South African director Jahmil X.T. Qubeka brings us into the slums of his Mdantsane, which is known for both breeding boxing champions and a high level of crime. The plot of Knuckle City bounces back and forth between the present and 1994 flashbacks, which shows Dudu and Drake’s (played as kids by Inga Mtshizana and Elethu Mfombi) relationship with their father, who was assassinated in a mob-style hit. Together, Dudu and Drake share a love/hate relation, as they each chose different paths of those available to people in Mdantsane.
I would describe Knuckle City as being a crime drama that also wants to be a boxing film.

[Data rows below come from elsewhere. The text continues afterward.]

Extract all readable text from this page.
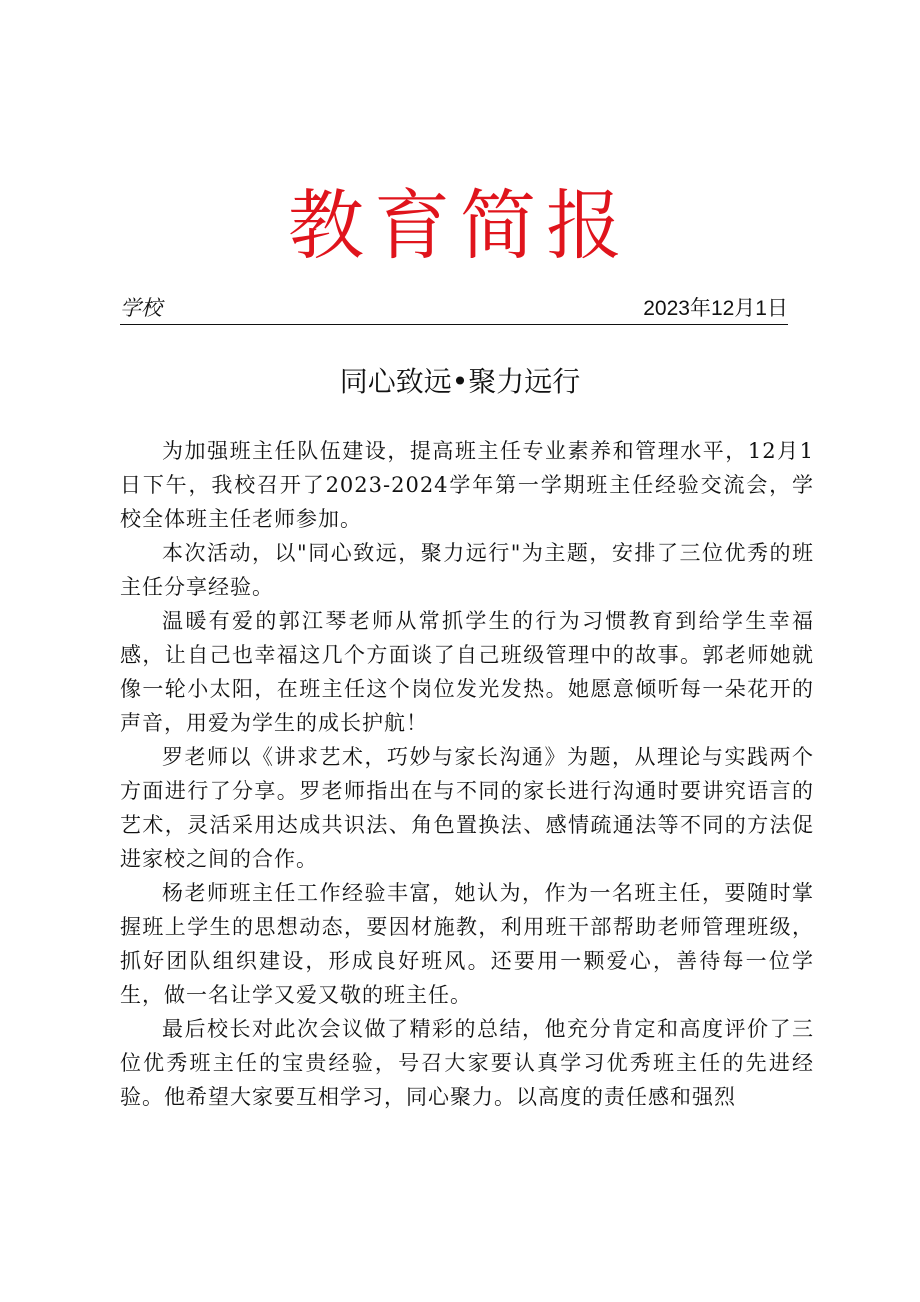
教育简报
学校	2023年12月1日
同心致远•聚力远行

为加强班主任队伍建设，提高班主任专业素养和管理水平，12月1日下午，我校召开了2023-2024学年第一学期班主任经验交流会，学校全体班主任老师参加。

本次活动，以"同心致远，聚力远行"为主题，安排了三位优秀的班主任分享经验。

温暖有爱的郭江琴老师从常抓学生的行为习惯教育到给学生幸福感，让自己也幸福这几个方面谈了自己班级管理中的故事。郭老师她就像一轮小太阳，在班主任这个岗位发光发热。她愿意倾听每一朵花开的声音，用爱为学生的成长护航！

罗老师以《讲求艺术，巧妙与家长沟通》为题，从理论与实践两个方面进行了分享。罗老师指出在与不同的家长进行沟通时要讲究语言的艺术，灵活采用达成共识法、角色置换法、感情疏通法等不同的方法促进家校之间的合作。

杨老师班主任工作经验丰富，她认为，作为一名班主任，要随时掌握班上学生的思想动态，要因材施教，利用班干部帮助老师管理班级，抓好团队组织建设，形成良好班风。还要用一颗爱心，善待每一位学生，做一名让学又爱又敬的班主任。

最后校长对此次会议做了精彩的总结，他充分肯定和高度评价了三位优秀班主任的宝贵经验，号召大家要认真学习优秀班主任的先进经验。他希望大家要互相学习，同心聚力。以高度的责任感和强烈
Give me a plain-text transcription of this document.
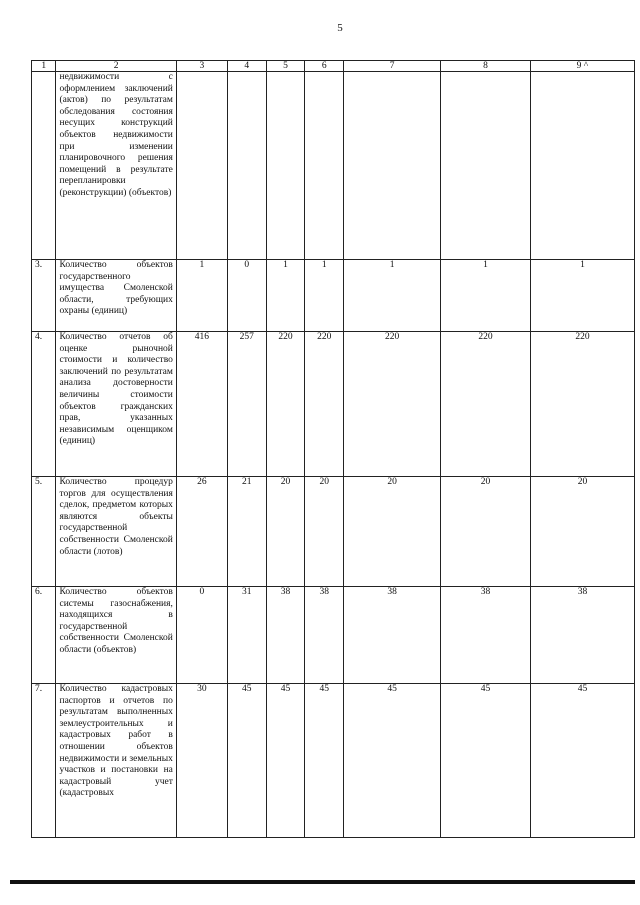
5
1	2	3	4	5	6	7	8	9 ^
	недвижимости с оформлением заключений (актов) по результатам обследования состояния несущих конструкций объектов недвижимости при изменении планировочного решения помещений в результате перепланировки (реконструкции) (объектов)							
3.	Количество объектов государственного имущества Смоленской области, требующих охраны (единиц)	1	0	1	1	1	1	1
4.	Количество отчетов об оценке рыночной стоимости и количество заключений по результатам анализа достоверности величины стоимости объектов гражданских прав, указанных независимым оценщиком (единиц)	416	257	220	220	220	220	220
5.	Количество процедур торгов для осуществления сделок, предметом которых являются объекты государственной собственности Смоленской области (лотов)	26	21	20	20	20	20	20
6.	Количество объектов системы газоснабжения, находящихся в государственной собственности Смоленской области (объектов)	0	31	38	38	38	38	38
7.	Количество кадастровых паспортов и отчетов по результатам выполненных землеустроительных и кадастровых работ в отношении объектов недвижимости и земельных участков и постановки на кадастровый учет (кадастровых	30	45	45	45	45	45	45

Despite boxing being a major element of the plot, it almost takes a backseat to the story of the brotherly relationship between Dudu and Drake, as well as the criminal underworld that controls the local boxing circuit. While I ultimately found Knuckle City to be merely just fine, I will give the film props for being an entirely South African-set story in the Xhosa language that is still quite accessible to anyone familiar with either boxing or crime films.